Nous étions devenus français sans cesser d’être juifs, ni complètement algériens.
Longtemps, nous avons cru que cette terre serait aussi la nôtre.
Puis l’Histoire s’est accélérée.
Les violences, les peurs, les fractures politiques et nationales ont fini par emporter cet ancien monde. Comme tant d’autres familles juives d’Algérie, nous avons quitté le pays presque du jour au lendemain, laissant derrière nous maisons, tombes, souvenirs, rues familières et paysages d’enfance.
L’exil ne se raconte jamais complètement.
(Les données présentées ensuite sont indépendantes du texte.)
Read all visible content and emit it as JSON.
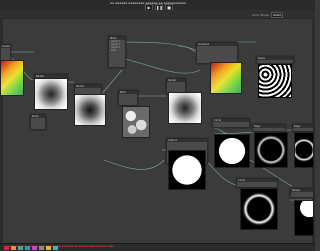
{
  "window": {
    "title": "▪▪ ▪▪▪▪▪▪ ▪▪▪▪▪▪▪▪ ▪▪▪▪▪▪ ▪▪ ▪▪▪▪▪▪▪▪▪▪▪"
  },
  "playback": {
    "play": "▶",
    "pause": "❚❚",
    "stop": "■"
  },
  "toolbar": {
    "color_mode_label": "Color Mode",
    "color_mode_value": "RGBA"
  },
  "nodes": [
    {
      "id": "gradient-1",
      "title": "Gradient"
    },
    {
      "id": "radial-1",
      "title": "Radial"
    },
    {
      "id": "radial-2",
      "title": "Radial"
    },
    {
      "id": "mixer",
      "title": "Mixer",
      "rows": [
        "Input 1",
        "Input 2",
        "Input 3",
        "Out"
      ]
    },
    {
      "id": "blobs",
      "title": "Blob"
    },
    {
      "id": "radial-3",
      "title": "Radial"
    },
    {
      "id": "gradient-2",
      "title": "Gradient"
    },
    {
      "id": "noise",
      "title": "Noise"
    },
    {
      "id": "node-a",
      "title": "Node"
    },
    {
      "id": "black-out",
      "title": "Output"
    },
    {
      "id": "ring-1",
      "title": "Edge"
    },
    {
      "id": "ring-2",
      "title": "Edge"
    },
    {
      "id": "circle-1",
      "title": "Circle"
    },
    {
      "id": "circle-2",
      "title": "Circle"
    },
    {
      "id": "partial",
      "title": "Shape"
    }
  ],
  "statusbar": {
    "message": "▪▪▪▪▪ ▪▪ ▪▪▪▪▪ ▪▪▪▪▪▪▪▪▪▪▪▪ ▪▪ ▪▪▪▪ ▪▪▪▪▪▪▪ ▪▪ ▪▪▪▪▪▪▪▪▪▪ ▪▪▪▪▪▪ ▪▪▪▪"
  },
  "colors": {
    "background": "#3b3b3b",
    "node": "#4a4a4a",
    "wire": "#7fa8a0",
    "error": "#c0392b"
  }
}
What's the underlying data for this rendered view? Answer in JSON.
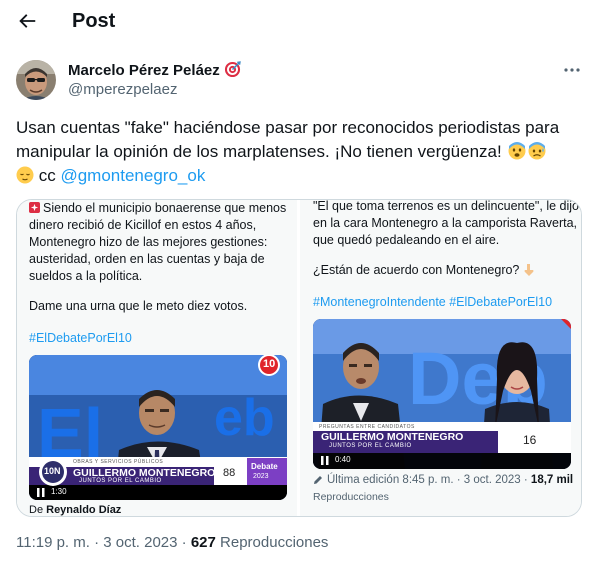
{
  "header": {
    "title": "Post"
  },
  "author": {
    "name": "Marcelo Pérez Peláez",
    "handle": "@mperezpelaez"
  },
  "tweet": {
    "text": "Usan cuentas \"fake\" haciéndose pasar por reconocidos periodistas para manipular la opinión de los marplatenses. ¡No tienen vergüenza!",
    "cc_label": "cc",
    "mention": "@gmontenegro_ok"
  },
  "left_post": {
    "line1": "Siendo el municipio bonaerense que menos",
    "line2": "dinero recibió de Kicillof en estos 4 años,",
    "line3": "Montenegro hizo de las mejores gestiones:",
    "line4": "austeridad, orden en las cuentas y baja de",
    "line5": "sueldos a la política.",
    "line6": "Dame una urna que le meto diez votos.",
    "hashtag": "#ElDebatePorEl10",
    "video": {
      "badge": "10",
      "category": "OBRAS Y SERVICIOS PÚBLICOS",
      "name": "GUILLERMO MONTENEGRO",
      "party": "JUNTOS POR EL CAMBIO",
      "number": "88",
      "debate": "Debate",
      "year": "2023",
      "channel": "10N",
      "time": "1:30"
    },
    "byline_prefix": "De",
    "byline_name": "Reynaldo Díaz"
  },
  "right_post": {
    "line1": "\"El que toma terrenos es un delincuente\", le dijo",
    "line2": "en la cara Montenegro a la camporista Raverta,",
    "line3": "que quedó pedaleando en el aire.",
    "line4": "¿Están de acuerdo con Montenegro?",
    "hashtags": "#MontenegroIntendente #ElDebatePorEl10",
    "video": {
      "category": "PREGUNTAS ENTRE CANDIDATOS",
      "name": "GUILLERMO MONTENEGRO",
      "party": "JUNTOS POR EL CAMBIO",
      "number": "16",
      "time": "0:40"
    },
    "edit_info": "Última edición 8:45 p. m. · 3 oct. 2023 ·",
    "views_count": "18,7 mil",
    "views_label": "Reproducciones"
  },
  "footer": {
    "time": "11:19 p. m. · 3 oct. 2023 ·",
    "views_count": "627",
    "views_label": "Reproducciones"
  },
  "icons": [
    "back-arrow-icon",
    "target-icon",
    "more-icon",
    "anxious-face-icon",
    "sweat-face-icon",
    "relieved-face-icon",
    "point-down-icon",
    "pencil-icon",
    "pause-icon"
  ],
  "colors": {
    "accent": "#1d9bf0",
    "text": "#0f1419",
    "muted": "#536471",
    "tv_blue": "#2a6fd6",
    "tv_purple": "#5b2a86"
  }
}
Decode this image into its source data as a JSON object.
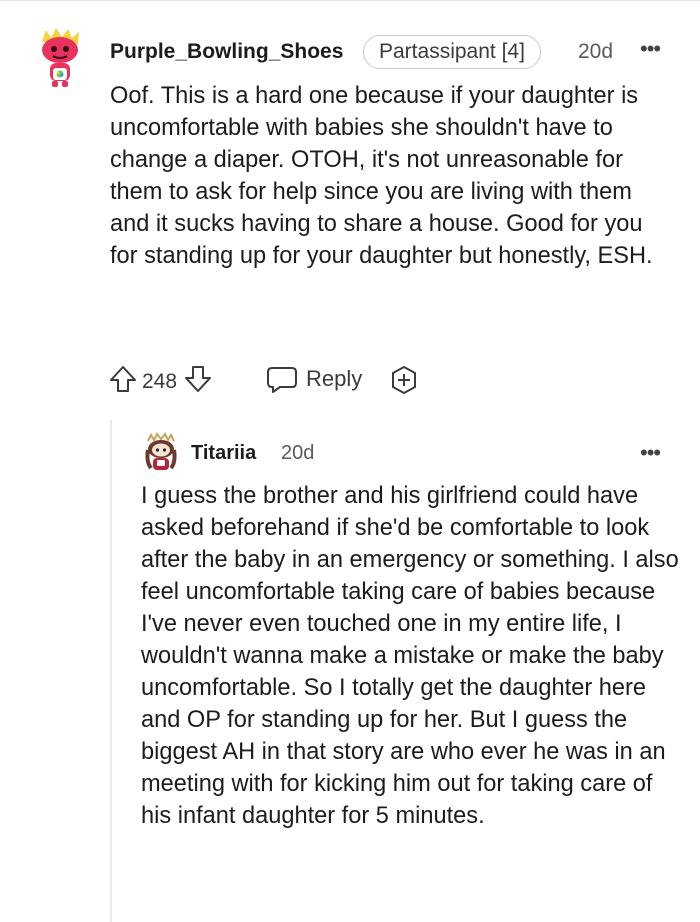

Il demeure dans certaines silences, dans certains mots que les vieillards continuent de prononcer avec l’accent d’autrefois, dans une nostalgie dont on se méfie soi-même parce qu’elle concerne un pays qui n’existe plus.
L’Algérie de notre enfance a disparu.
Mais quelque chose a survécu.
Avec le temps, beaucoup d’entre nous ont compris que le vieux rêve biblique dont parlaient nos grands-parents n’était pas seulement une prière lointaine. Israël n’était plus seulement un nom dans les livres saints ou dans les chants du vendredi soir. Pour une partie de notre génération, ce pays est devenu un ancrage, une continuité retrouvée de l’histoire juive.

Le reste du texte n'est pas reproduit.